Природа в той же мере одарила его способностями рыцаря, как Эниду — девичьей прелестью.
Надо было направить его талант, дисциплинировать порывы, вдолбить ему азы правил поведения. Что вы будете делать в бою с рыцарем, — спрашивает Горнеманс, — если ваше копье сломалось? — «Брошусь на него с кулаками, ничего более. — Нет, друг мой, только не так! — Что же мне делать? — Пойдете на него с мечом и будете фехтовать»{1037}.
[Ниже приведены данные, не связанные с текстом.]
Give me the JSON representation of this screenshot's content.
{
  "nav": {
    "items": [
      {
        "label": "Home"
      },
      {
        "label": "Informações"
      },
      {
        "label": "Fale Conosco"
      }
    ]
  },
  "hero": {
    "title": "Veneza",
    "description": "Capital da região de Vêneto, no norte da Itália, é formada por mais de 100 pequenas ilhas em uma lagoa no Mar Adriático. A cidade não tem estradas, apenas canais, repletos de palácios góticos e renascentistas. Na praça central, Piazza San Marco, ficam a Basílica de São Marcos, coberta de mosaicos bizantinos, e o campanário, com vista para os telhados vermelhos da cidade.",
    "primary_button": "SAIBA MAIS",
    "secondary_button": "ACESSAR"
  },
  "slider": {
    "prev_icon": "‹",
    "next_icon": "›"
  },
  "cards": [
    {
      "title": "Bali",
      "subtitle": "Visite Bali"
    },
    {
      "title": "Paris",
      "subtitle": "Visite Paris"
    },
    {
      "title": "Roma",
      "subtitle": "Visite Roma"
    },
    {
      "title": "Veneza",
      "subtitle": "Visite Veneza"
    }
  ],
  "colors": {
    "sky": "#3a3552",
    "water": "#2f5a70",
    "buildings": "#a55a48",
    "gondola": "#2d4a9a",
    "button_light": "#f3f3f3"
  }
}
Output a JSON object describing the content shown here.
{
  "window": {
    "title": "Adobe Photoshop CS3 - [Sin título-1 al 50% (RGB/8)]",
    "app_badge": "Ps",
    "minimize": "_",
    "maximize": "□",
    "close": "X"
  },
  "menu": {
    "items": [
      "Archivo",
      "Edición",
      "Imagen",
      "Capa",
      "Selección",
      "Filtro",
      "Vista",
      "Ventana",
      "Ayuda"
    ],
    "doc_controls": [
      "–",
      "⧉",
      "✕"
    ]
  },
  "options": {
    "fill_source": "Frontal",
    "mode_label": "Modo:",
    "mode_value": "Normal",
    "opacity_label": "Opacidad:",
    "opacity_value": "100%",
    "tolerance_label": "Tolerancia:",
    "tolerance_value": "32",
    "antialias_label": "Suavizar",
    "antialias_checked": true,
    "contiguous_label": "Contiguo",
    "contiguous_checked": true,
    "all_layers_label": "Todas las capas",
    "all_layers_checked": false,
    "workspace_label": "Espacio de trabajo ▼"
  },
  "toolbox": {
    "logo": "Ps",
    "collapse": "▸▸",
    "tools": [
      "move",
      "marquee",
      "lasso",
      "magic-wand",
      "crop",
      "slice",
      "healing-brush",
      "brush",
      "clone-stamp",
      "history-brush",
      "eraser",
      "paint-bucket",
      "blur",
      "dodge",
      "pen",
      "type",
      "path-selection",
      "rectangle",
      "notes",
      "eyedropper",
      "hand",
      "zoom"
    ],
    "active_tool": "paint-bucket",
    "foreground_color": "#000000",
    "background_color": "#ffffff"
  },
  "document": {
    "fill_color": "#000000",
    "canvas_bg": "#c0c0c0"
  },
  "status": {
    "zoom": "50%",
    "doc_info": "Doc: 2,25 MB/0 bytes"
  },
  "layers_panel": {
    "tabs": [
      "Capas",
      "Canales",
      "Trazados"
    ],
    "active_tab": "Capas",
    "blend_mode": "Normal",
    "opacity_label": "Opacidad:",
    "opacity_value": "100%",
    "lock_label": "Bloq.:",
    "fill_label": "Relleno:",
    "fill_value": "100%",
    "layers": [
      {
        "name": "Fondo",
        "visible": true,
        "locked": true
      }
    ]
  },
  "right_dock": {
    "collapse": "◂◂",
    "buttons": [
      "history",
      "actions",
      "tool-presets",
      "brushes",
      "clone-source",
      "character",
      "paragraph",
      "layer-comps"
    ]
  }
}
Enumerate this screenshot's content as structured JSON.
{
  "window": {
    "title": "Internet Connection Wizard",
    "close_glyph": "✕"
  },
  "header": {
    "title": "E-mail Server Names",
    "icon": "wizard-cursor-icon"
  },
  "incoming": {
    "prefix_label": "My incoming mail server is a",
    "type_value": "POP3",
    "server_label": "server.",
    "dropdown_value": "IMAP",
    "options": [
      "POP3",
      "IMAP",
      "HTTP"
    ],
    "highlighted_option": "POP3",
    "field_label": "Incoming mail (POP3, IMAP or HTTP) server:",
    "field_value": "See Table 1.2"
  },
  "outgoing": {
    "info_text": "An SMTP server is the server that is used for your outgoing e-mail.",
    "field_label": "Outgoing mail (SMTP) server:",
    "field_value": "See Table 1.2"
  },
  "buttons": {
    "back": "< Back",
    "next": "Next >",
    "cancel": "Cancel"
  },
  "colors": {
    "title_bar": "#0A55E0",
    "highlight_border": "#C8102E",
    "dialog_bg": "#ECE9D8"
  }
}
Надо было также немного обтесать этого одаренного «отрока». На следующее утро Горнеманс не предлагает ему омыться — несомненно, потому, что в его замке нет придворной роскоши, но заставляет его (не без труда) отказаться от плебейской одежды, которую дала мать (грубые башмаки, кое-как скроенная туника из оленьей шкуры), и надеть рубашку и штаны из тонкого льняного полотна, шоссы, окрашенные в красный цвет (bresil), а поверх всего этого облачиться в шелковую фиолетовую (inde) тунику, сотканную в Индии{1038}. Так добрым утром начинается посвящение в рыцари, достойное этого названия. Персеваль «одевается, более не медля, и бросает одежды, данные матерью. Тогда достойный муж нагибается и прикрепляет ему правую шпору. Ибо таков был обычай — тот, кто создает рыцаря, должен прикрепить ему шпору»{1039}. Это показывает, что в те годы, 1180-е, обычай был гибким, коль скоро на один из жестов пришлось обращать особое внимание[258]. Но такое надевание шпор регулярно упоминается в рассказах о посвящениях, вообще-то непохоже, чтобы этот ритуал был менее важным, чем вручение меча или удар по шее, — и, кстати, в текстах XIII в., где упоминается лишение рыцарского достоинства[259], рыцарю в этом ритуале обрубают шпоры. Здесь в отсутствие других рыцарей, которые могли бы ассистировать главному посвятителю, активную роль играют свидетели: «Несколько других отроков и все, кто мог к нему приблизиться, приняли участие в его вооружении». И вот главный жест: «Тогда достойный муж взял меч, препоясал им оного и даровал поцелуй». Значит, поцелуй, а не удар. «И сказал, что жалует ему вместе с мечом принадлежность к самому высшему сословию, какое создал и возглавил Бог. Это сословие рыцарства, и оно не допускает низости»{1040}.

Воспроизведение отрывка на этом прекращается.